His family are sceptical.
"It was just a nasal spray," his father points out, unconvinced that a few drops could have triggered the "nuclear explosion" in his son's kidneys.
Other doctors also say his symptoms are not typical of a citalopram overdose.
"It is not the usual picture, whether an overdose is deliberate or inadvertent," believes Eran Segal. Called in by family friends, the Israeli doctor examined the activist shortly after he was rushed to hospital.
"It could be a severe infection or maybe some other toxin we are not aware of," Dr Segal told the BBC. "But there is no evidence of the cause."

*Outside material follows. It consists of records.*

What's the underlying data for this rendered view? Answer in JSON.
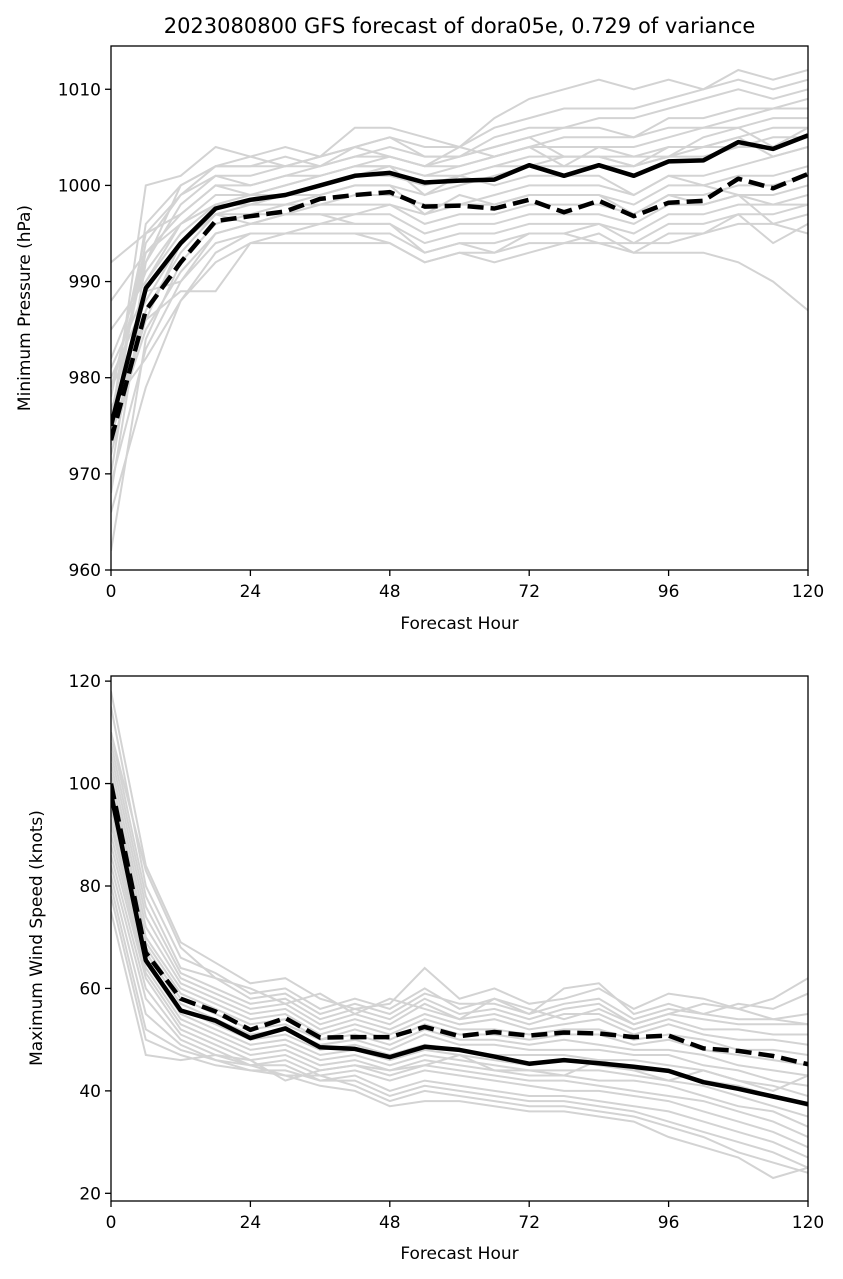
{
  "title": "2023080800 GFS forecast of dora05e, 0.729 of variance",
  "colors": {
    "ensemble": "#d3d3d3",
    "mean": "#000000",
    "background": "#ffffff"
  },
  "chart_data": [
    {
      "type": "line",
      "title": "2023080800 GFS forecast of dora05e, 0.729 of variance",
      "xlabel": "Forecast Hour",
      "ylabel": "Minimum Pressure (hPa)",
      "xlim": [
        0,
        120
      ],
      "ylim": [
        960,
        1014.5
      ],
      "xticks": [
        0,
        24,
        48,
        72,
        96,
        120
      ],
      "yticks": [
        960,
        970,
        980,
        990,
        1000,
        1010
      ],
      "grid": false,
      "x": [
        0,
        6,
        12,
        18,
        24,
        30,
        36,
        42,
        48,
        54,
        60,
        66,
        72,
        78,
        84,
        90,
        96,
        102,
        108,
        114,
        120
      ],
      "series": [
        {
          "style": "solid",
          "color": "#000000",
          "values": [
            975,
            989.3,
            994,
            997.6,
            998.5,
            999,
            1000,
            1001,
            1001.3,
            1000.3,
            1000.5,
            1000.6,
            1002.1,
            1001,
            1002.1,
            1001,
            1002.5,
            1002.6,
            1004.5,
            1003.8,
            1005.2
          ]
        },
        {
          "style": "dashed",
          "color": "#000000",
          "values": [
            973.5,
            987,
            992,
            996.3,
            996.8,
            997.3,
            998.6,
            999,
            999.3,
            997.8,
            997.9,
            997.6,
            998.5,
            997.2,
            998.4,
            996.8,
            998.2,
            998.4,
            1000.7,
            999.7,
            1001.2
          ]
        }
      ],
      "ensemble": [
        [
          975,
          1000,
          1001,
          1004,
          1003,
          1004,
          1003,
          1006,
          1006,
          1005,
          1004,
          1007,
          1009,
          1010,
          1011,
          1010,
          1011,
          1010,
          1012,
          1011,
          1012
        ],
        [
          973,
          996,
          1000,
          1002,
          1002,
          1002,
          1003,
          1004,
          1005,
          1004,
          1004,
          1006,
          1007,
          1008,
          1008,
          1008,
          1009,
          1010,
          1011,
          1010,
          1011
        ],
        [
          978,
          995,
          999,
          1001,
          1001,
          1002,
          1002,
          1003,
          1004,
          1003,
          1003,
          1005,
          1006,
          1006,
          1007,
          1007,
          1008,
          1009,
          1010,
          1009,
          1010
        ],
        [
          970,
          992,
          998,
          1001,
          1000,
          1001,
          1002,
          1003,
          1003,
          1002,
          1003,
          1004,
          1005,
          1006,
          1006,
          1005,
          1007,
          1007,
          1008,
          1008,
          1009
        ],
        [
          976,
          993,
          997,
          1000,
          1000,
          1001,
          1001,
          1002,
          1003,
          1002,
          1002,
          1003,
          1004,
          1005,
          1005,
          1005,
          1006,
          1006,
          1007,
          1008,
          1008
        ],
        [
          982,
          991,
          996,
          999,
          999,
          1000,
          1001,
          1002,
          1002,
          1001,
          1002,
          1003,
          1004,
          1004,
          1004,
          1004,
          1005,
          1006,
          1006,
          1007,
          1007
        ],
        [
          968,
          990,
          995,
          998,
          998,
          999,
          1000,
          1001,
          1001,
          1000,
          1001,
          1002,
          1003,
          1003,
          1003,
          1003,
          1004,
          1004,
          1005,
          1006,
          1006
        ],
        [
          980,
          988,
          994,
          997,
          998,
          998,
          999,
          1000,
          1000,
          999,
          1000,
          1001,
          1002,
          1002,
          1002,
          1002,
          1003,
          1003,
          1004,
          1004,
          1005
        ],
        [
          985,
          990,
          996,
          998,
          999,
          999,
          1000,
          1001,
          1002,
          1001,
          1001,
          1002,
          1002,
          1003,
          1003,
          1002,
          1003,
          1004,
          1004,
          1005,
          1005
        ],
        [
          972,
          987,
          993,
          997,
          997,
          998,
          998,
          999,
          999,
          998,
          998,
          999,
          1000,
          1000,
          1000,
          999,
          1001,
          1001,
          1002,
          1003,
          1004
        ],
        [
          962,
          984,
          992,
          996,
          997,
          997,
          998,
          998,
          998,
          997,
          998,
          998,
          999,
          999,
          999,
          998,
          1000,
          1000,
          1001,
          1001,
          1002
        ],
        [
          979,
          986,
          994,
          997,
          996,
          997,
          997,
          997,
          998,
          996,
          997,
          997,
          998,
          998,
          998,
          997,
          999,
          999,
          1000,
          1000,
          1001
        ],
        [
          974,
          985,
          991,
          995,
          996,
          996,
          996,
          997,
          997,
          995,
          996,
          996,
          997,
          997,
          997,
          996,
          998,
          998,
          999,
          999,
          1000
        ],
        [
          969,
          983,
          990,
          994,
          995,
          995,
          996,
          996,
          996,
          994,
          995,
          995,
          996,
          996,
          996,
          995,
          997,
          997,
          998,
          998,
          999
        ],
        [
          977,
          982,
          988,
          993,
          995,
          995,
          995,
          995,
          995,
          993,
          994,
          994,
          995,
          995,
          996,
          994,
          996,
          996,
          997,
          997,
          998
        ],
        [
          966,
          979,
          988,
          992,
          994,
          994,
          994,
          994,
          994,
          992,
          993,
          993,
          994,
          994,
          995,
          993,
          995,
          995,
          996,
          996,
          997
        ],
        [
          981,
          989,
          990,
          995,
          996,
          997,
          997,
          996,
          996,
          993,
          994,
          993,
          995,
          995,
          994,
          994,
          994,
          995,
          997,
          994,
          996
        ],
        [
          974,
          986,
          989,
          989,
          994,
          995,
          995,
          995,
          994,
          992,
          993,
          992,
          993,
          994,
          994,
          993,
          993,
          993,
          992,
          990,
          987
        ],
        [
          992,
          995,
          997,
          1000,
          999,
          1000,
          1001,
          1002,
          1002,
          999,
          1001,
          1000,
          1001,
          1001,
          1001,
          999,
          1001,
          1000,
          999,
          998,
          998
        ],
        [
          988,
          993,
          996,
          998,
          998,
          999,
          999,
          1000,
          1000,
          997,
          999,
          998,
          999,
          999,
          999,
          997,
          999,
          998,
          999,
          996,
          995
        ],
        [
          976,
          994,
          999,
          1002,
          1003,
          1002,
          1003,
          1004,
          1003,
          1002,
          1004,
          1003,
          1004,
          1002,
          1004,
          1003,
          1003,
          1005,
          1006,
          1004,
          1006
        ],
        [
          979,
          992,
          1000,
          1002,
          1002,
          1003,
          1002,
          1004,
          1005,
          1003,
          1003,
          1004,
          1005,
          1003,
          1003,
          1002,
          1004,
          1004,
          1005,
          1003,
          1004
        ]
      ]
    },
    {
      "type": "line",
      "xlabel": "Forecast Hour",
      "ylabel": "Maximum Wind Speed (knots)",
      "xlim": [
        0,
        120
      ],
      "ylim": [
        18.5,
        121
      ],
      "xticks": [
        0,
        24,
        48,
        72,
        96,
        120
      ],
      "yticks": [
        20,
        40,
        60,
        80,
        100,
        120
      ],
      "grid": false,
      "x": [
        0,
        6,
        12,
        18,
        24,
        30,
        36,
        42,
        48,
        54,
        60,
        66,
        72,
        78,
        84,
        90,
        96,
        102,
        108,
        114,
        120
      ],
      "series": [
        {
          "style": "solid",
          "color": "#000000",
          "values": [
            98,
            65.5,
            55.7,
            53.7,
            50.3,
            52.2,
            48.5,
            48.2,
            46.6,
            48.6,
            48,
            46.7,
            45.3,
            46,
            45.4,
            44.7,
            43.9,
            41.7,
            40.4,
            38.9,
            37.4
          ]
        },
        {
          "style": "dashed",
          "color": "#000000",
          "values": [
            100,
            67,
            58,
            55.5,
            51.9,
            54.2,
            50.4,
            50.5,
            50.5,
            52.5,
            50.7,
            51.5,
            50.8,
            51.4,
            51.2,
            50.5,
            50.8,
            48.3,
            47.8,
            46.8,
            45.2
          ]
        }
      ],
      "ensemble": [
        [
          118,
          84,
          69,
          65,
          61,
          62,
          58,
          56,
          57,
          64,
          58,
          60,
          57,
          58,
          60,
          56,
          59,
          58,
          56,
          58,
          62
        ],
        [
          115,
          80,
          66,
          63,
          59,
          60,
          56,
          58,
          56,
          60,
          56,
          58,
          55,
          60,
          61,
          55,
          57,
          55,
          57,
          56,
          59
        ],
        [
          110,
          78,
          64,
          62,
          58,
          59,
          55,
          57,
          55,
          59,
          57,
          57,
          55,
          57,
          58,
          54,
          56,
          55,
          54,
          54,
          55
        ],
        [
          108,
          76,
          63,
          60,
          57,
          58,
          54,
          56,
          54,
          58,
          55,
          56,
          54,
          56,
          57,
          53,
          55,
          54,
          53,
          53,
          53
        ],
        [
          106,
          74,
          62,
          59,
          56,
          57,
          53,
          55,
          53,
          57,
          54,
          55,
          53,
          55,
          55,
          52,
          54,
          52,
          52,
          51,
          51
        ],
        [
          104,
          72,
          61,
          58,
          55,
          56,
          52,
          54,
          52,
          55,
          53,
          54,
          52,
          53,
          54,
          51,
          53,
          51,
          50,
          50,
          49
        ],
        [
          102,
          70,
          60,
          57,
          54,
          55,
          51,
          53,
          51,
          54,
          52,
          52,
          51,
          52,
          52,
          50,
          51,
          50,
          48,
          48,
          47
        ],
        [
          100,
          69,
          59,
          56,
          53,
          54,
          50,
          52,
          50,
          53,
          51,
          51,
          50,
          51,
          51,
          49,
          50,
          48,
          47,
          46,
          45
        ],
        [
          98,
          68,
          58,
          55,
          52,
          53,
          50,
          51,
          49,
          52,
          50,
          50,
          49,
          50,
          49,
          48,
          48,
          47,
          45,
          44,
          43
        ],
        [
          96,
          67,
          57,
          54,
          51,
          52,
          49,
          50,
          48,
          51,
          49,
          49,
          48,
          48,
          48,
          47,
          47,
          45,
          44,
          42,
          41
        ],
        [
          95,
          66,
          56,
          53,
          50,
          51,
          48,
          49,
          47,
          49,
          48,
          47,
          47,
          47,
          46,
          46,
          45,
          44,
          42,
          41,
          39
        ],
        [
          93,
          65,
          55,
          52,
          49,
          50,
          47,
          48,
          46,
          48,
          47,
          46,
          45,
          46,
          45,
          44,
          44,
          42,
          41,
          39,
          37
        ],
        [
          92,
          64,
          54,
          51,
          48,
          49,
          46,
          47,
          45,
          47,
          46,
          45,
          44,
          44,
          44,
          43,
          42,
          41,
          39,
          37,
          35
        ],
        [
          90,
          63,
          53,
          50,
          47,
          48,
          45,
          46,
          44,
          46,
          45,
          44,
          43,
          43,
          42,
          42,
          41,
          39,
          37,
          36,
          33
        ],
        [
          88,
          62,
          52,
          49,
          46,
          47,
          44,
          45,
          43,
          45,
          44,
          43,
          42,
          42,
          41,
          40,
          39,
          38,
          36,
          34,
          31
        ],
        [
          86,
          60,
          51,
          48,
          45,
          46,
          43,
          44,
          42,
          44,
          43,
          42,
          41,
          40,
          40,
          39,
          38,
          36,
          34,
          32,
          29
        ],
        [
          84,
          58,
          50,
          47,
          45,
          45,
          42,
          43,
          40,
          42,
          41,
          40,
          39,
          39,
          38,
          37,
          36,
          34,
          32,
          30,
          27
        ],
        [
          82,
          55,
          49,
          46,
          44,
          44,
          42,
          42,
          39,
          41,
          40,
          39,
          38,
          38,
          37,
          36,
          34,
          32,
          30,
          28,
          25
        ],
        [
          80,
          52,
          48,
          46,
          45,
          43,
          43,
          41,
          38,
          40,
          39,
          38,
          37,
          37,
          36,
          35,
          33,
          31,
          28,
          26,
          24
        ],
        [
          78,
          50,
          47,
          45,
          44,
          43,
          41,
          40,
          37,
          38,
          38,
          37,
          36,
          36,
          35,
          34,
          31,
          29,
          27,
          23,
          25
        ],
        [
          75,
          47,
          46,
          47,
          46,
          42,
          44,
          45,
          44,
          45,
          47,
          44,
          44,
          43,
          46,
          44,
          42,
          44,
          42,
          40,
          43
        ],
        [
          110,
          83,
          68,
          62,
          60,
          57,
          59,
          55,
          58,
          56,
          54,
          58,
          56,
          54,
          56,
          53,
          55,
          57,
          56,
          54,
          53
        ]
      ]
    }
  ]
}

After living abroad for some years, Vladimir Kara-Murza now works for the opposition organisation Open Russia run by oligarch-in-exile Mikhail Khodorkovsky.
His most recent Facebook post is an advert for an Open Russia film alleging serious human rights abuses and corruption in Chechnya.
His father says he was chief "organiser" of the project, but never mentioned receiving any threats.
'One in a million' chance
While the "picture" of symptoms in such a young man is unusual, Dr Segal stresses that it is not necessarily suspicious.
But a long history of mysterious deaths linked to Russia is fuelling the family's doubts.
Just last month an inquest in the UK heard that traces of a rare plant poison had been detected in the stomach of Russian businessman Alexander Perepilichny.
A whistleblower in a major tax fraud investigation, his sudden death in 2012 had long been considered suspicious.
So, the Kara-Murza family has sent samples of Vladimir's nails and beard hair to four countries for analysis. Tests so far have not detected toxins.
"Maybe they've thought up some new poison," Mr Kara-Murza told the BBC.
"Or maybe it's a total coincidence: that a politician, an inconvenient one, was poisoned by some cocktail that had gone off," he added.
Though he rated the chances of that as one in a million, he stressed that such a scenario would be ideal.
"That means there's no threat to our family. We can walk the streets. My son doesn't have to leave the country," the father said.
"But if someone did want to frighten us," he said, "then they succeeded."